Craft beer isn't real ale. In fact, in some ways it's the antithesis of real ale. Where real ale might be (fairly) represented by scenes of beer festivals populated by lovable old Gandalfs, craft beer might be two demented blokes driving a tank up Camden High Street to promote a bar launch; where a real ale might be promoted by a grotesque, pervert looking goblin fellow (check any of Wychwood's Hobgoblin's ad campaigns), craft beer might come wrapped in ludicrously simple utilitarian packing (check any of the award winning Kernel Brewery's beautiful, identikit bottles).

Where real ale is cask and handpull, craft beer will proudly pour from the keg or the bottle.

The first type is the defining feature of a beer approved by CAMRA, the latter types are as yet frowned upon - a modernisation that is rapidly bringing complex tasting, full bodied ales into a 21st century, lager dominated mainstream.

These are obviously huge, sweeping generalisations; it's beer after all - the crossover blur between the two 'genres' is always going to be pretty huge. Many craft breweries brew for cask as well as keg and all of the craft beer bars that have sprung up in London over the last 12 months have no trouble stocking the best of both worlds.

As with music, I imagine most breweries would shy away from wanting to label themselves into one camp or the other - did any halfway band ever actually ask to be 'indie'?

There are two main delineations as far as I see it. Firstly, craft beer is very much real ale's younger sibling - it comes with none of the stigma that's often attached to it's boozy brother.

Any given night in any of the pubs mentioned above and you'll see women drinking pints. Young people, old people...anyone. It's not ghettoised into a domain populated by white men of a certain age, an image real ale has tried to shake for many years.

The second - most important thing for me is taste. Take the example of Brewdog's Punk IPA. Brewdog are the afore-referenced tank commanders, rolling up Camden High Street in what many would see as a demented gesture of braggadocio to help garner column inches for a nearby bar launch.

They are the also the people who promoted the strongest beer ever brewed (The End of History, 55% and £500 a bottle) by packaging it in taxidermied roadkill. It would all be cobblers were it not for the fact that their signature beer is so very, very good. Sure, it comes packaged in a bottle that on close inspection could be a promo item for a Linkin Park tour. But one deep hit of the taste and the aroma - bold, incredibly hoppy, floral, no nonsense; it's is one of those alco-revelations you very occasionally get - like the first time you discover you actually like whiskey or that wine doesn't infact all taste like pissy vinegar.

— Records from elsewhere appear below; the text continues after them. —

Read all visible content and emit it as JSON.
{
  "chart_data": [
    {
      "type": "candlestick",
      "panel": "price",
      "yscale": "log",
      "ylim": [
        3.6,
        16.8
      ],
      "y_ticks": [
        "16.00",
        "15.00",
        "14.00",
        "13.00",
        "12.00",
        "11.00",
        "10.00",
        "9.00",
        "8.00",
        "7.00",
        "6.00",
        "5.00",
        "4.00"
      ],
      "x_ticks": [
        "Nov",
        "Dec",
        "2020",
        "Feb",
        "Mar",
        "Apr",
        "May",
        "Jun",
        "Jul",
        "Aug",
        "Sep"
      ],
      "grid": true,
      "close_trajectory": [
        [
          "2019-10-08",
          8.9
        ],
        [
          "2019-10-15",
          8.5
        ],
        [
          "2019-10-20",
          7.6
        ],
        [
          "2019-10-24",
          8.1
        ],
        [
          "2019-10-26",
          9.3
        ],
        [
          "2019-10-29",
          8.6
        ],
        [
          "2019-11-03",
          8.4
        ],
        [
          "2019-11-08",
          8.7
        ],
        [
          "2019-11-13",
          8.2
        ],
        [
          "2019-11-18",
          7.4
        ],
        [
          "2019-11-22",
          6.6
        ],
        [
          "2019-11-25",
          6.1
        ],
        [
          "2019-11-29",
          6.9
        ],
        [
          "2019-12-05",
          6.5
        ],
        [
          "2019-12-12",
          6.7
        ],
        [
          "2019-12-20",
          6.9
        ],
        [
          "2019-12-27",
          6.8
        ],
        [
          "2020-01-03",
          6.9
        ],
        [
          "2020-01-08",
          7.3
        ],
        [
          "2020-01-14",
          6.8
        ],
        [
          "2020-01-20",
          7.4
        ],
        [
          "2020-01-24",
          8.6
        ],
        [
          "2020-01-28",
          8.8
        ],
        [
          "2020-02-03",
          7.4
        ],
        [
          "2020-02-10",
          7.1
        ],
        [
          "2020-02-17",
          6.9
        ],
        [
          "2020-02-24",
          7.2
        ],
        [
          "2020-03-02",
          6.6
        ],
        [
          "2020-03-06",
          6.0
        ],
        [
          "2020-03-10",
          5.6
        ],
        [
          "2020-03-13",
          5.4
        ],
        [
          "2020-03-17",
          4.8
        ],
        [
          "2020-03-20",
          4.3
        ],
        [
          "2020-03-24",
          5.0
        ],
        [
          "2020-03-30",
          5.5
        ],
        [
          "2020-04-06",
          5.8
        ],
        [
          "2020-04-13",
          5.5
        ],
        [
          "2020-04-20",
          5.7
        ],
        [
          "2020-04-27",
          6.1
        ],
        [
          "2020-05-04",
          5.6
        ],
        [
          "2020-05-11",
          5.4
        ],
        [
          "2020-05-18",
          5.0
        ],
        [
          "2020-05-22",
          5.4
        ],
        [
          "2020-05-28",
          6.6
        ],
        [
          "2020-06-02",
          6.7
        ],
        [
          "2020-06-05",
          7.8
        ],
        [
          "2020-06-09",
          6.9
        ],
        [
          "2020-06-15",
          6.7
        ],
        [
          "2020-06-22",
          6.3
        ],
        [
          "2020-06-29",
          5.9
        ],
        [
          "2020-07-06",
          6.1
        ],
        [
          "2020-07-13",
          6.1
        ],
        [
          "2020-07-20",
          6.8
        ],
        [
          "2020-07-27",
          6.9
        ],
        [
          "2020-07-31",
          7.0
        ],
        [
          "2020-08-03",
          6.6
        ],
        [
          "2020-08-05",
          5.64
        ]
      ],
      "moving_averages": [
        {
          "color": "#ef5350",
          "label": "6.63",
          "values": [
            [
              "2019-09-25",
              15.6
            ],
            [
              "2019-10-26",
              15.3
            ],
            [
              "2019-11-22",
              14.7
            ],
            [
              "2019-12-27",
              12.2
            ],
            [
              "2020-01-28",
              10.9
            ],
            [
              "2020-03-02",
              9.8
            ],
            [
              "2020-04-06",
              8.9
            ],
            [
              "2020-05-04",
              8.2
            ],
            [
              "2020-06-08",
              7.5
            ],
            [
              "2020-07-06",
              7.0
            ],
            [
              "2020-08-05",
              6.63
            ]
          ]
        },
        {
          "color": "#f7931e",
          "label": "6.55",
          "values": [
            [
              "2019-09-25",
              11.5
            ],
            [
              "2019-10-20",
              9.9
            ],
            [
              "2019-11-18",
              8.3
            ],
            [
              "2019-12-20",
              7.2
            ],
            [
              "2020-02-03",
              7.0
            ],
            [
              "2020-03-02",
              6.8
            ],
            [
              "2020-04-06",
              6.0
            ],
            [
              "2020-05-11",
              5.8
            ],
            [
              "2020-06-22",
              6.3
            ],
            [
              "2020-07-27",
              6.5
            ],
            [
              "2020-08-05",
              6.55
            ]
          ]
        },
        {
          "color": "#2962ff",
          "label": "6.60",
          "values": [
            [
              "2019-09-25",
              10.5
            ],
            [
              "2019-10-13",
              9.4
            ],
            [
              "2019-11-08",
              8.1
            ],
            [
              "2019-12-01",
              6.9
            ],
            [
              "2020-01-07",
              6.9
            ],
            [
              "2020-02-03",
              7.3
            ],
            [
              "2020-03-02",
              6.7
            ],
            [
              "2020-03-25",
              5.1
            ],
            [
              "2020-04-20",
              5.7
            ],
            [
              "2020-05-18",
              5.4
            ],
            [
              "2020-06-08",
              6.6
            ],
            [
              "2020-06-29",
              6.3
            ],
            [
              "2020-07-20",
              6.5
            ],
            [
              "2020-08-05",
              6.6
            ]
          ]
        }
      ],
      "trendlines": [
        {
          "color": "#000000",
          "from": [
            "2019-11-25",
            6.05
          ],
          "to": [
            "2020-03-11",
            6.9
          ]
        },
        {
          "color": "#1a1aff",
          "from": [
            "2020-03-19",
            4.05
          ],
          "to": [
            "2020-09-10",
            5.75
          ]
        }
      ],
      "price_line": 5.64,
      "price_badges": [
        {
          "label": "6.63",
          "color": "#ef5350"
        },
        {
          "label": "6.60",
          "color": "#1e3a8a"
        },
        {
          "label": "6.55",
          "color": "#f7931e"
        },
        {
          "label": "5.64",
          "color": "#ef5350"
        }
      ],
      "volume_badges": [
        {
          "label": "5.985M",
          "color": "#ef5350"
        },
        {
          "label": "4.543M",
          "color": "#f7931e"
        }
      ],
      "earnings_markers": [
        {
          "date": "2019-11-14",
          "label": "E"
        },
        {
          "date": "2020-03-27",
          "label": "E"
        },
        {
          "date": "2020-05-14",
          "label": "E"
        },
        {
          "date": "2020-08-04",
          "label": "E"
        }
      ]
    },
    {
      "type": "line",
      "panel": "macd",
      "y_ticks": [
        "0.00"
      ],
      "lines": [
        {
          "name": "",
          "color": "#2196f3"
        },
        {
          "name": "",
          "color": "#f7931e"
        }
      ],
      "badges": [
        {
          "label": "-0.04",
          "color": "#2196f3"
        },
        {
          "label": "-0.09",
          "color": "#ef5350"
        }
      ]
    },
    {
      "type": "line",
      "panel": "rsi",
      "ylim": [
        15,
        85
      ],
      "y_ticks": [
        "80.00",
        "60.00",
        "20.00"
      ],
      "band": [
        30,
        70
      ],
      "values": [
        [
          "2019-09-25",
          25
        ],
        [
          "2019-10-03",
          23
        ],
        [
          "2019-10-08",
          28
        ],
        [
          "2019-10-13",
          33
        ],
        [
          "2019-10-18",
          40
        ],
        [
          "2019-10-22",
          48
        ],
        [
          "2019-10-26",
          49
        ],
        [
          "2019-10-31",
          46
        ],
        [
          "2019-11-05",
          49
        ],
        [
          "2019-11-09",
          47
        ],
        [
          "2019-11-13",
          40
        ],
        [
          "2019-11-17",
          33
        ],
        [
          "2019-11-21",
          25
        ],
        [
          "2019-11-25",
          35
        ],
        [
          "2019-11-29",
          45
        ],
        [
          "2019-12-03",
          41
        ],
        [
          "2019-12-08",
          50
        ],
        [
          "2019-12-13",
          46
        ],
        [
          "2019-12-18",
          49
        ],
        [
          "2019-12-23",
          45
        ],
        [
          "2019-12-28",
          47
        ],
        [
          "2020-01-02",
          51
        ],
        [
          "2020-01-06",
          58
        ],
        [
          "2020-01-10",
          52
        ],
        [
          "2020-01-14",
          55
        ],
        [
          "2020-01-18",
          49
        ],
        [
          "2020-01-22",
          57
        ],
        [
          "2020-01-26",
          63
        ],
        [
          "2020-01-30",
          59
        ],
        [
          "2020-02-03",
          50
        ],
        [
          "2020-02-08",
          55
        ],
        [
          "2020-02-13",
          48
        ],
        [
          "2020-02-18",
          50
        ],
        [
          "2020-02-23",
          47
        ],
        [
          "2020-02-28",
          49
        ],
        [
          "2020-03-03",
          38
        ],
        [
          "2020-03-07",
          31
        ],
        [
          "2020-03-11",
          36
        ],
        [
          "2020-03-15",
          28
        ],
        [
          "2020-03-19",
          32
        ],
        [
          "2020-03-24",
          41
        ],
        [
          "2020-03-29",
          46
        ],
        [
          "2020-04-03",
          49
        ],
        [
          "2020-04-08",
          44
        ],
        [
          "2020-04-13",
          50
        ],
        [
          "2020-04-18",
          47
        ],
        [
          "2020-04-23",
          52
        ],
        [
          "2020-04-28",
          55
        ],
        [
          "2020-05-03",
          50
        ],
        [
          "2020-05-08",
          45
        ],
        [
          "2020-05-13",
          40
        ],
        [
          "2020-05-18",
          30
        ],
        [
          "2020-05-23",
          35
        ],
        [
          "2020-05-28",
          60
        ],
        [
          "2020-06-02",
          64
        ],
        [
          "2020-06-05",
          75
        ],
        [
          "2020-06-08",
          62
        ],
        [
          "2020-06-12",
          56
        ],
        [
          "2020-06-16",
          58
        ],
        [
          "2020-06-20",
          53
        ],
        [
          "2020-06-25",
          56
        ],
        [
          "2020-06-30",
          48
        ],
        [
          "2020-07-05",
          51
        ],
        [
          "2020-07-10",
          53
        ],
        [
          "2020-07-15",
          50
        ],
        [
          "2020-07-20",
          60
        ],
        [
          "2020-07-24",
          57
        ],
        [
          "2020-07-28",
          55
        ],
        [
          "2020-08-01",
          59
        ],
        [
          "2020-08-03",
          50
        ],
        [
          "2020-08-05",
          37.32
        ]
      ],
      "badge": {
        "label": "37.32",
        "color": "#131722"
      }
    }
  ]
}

Where real ales can sometimes come up short dependent on the pub you're in, craft beers served from keg are consistently brilliant.

There are brews from the South London based Kernel, the Camden Brewery, Sheffield's Magic Rock and Thornbridge from Bakewell that show off that same stop-you-in-your-tracks wow factor. Personally, I think they bring a bit of excitement back to drinking; imbibing can make it feel like you're taking part in beer's next evolutionary steps.

And, best of all, no beard required to enjoy.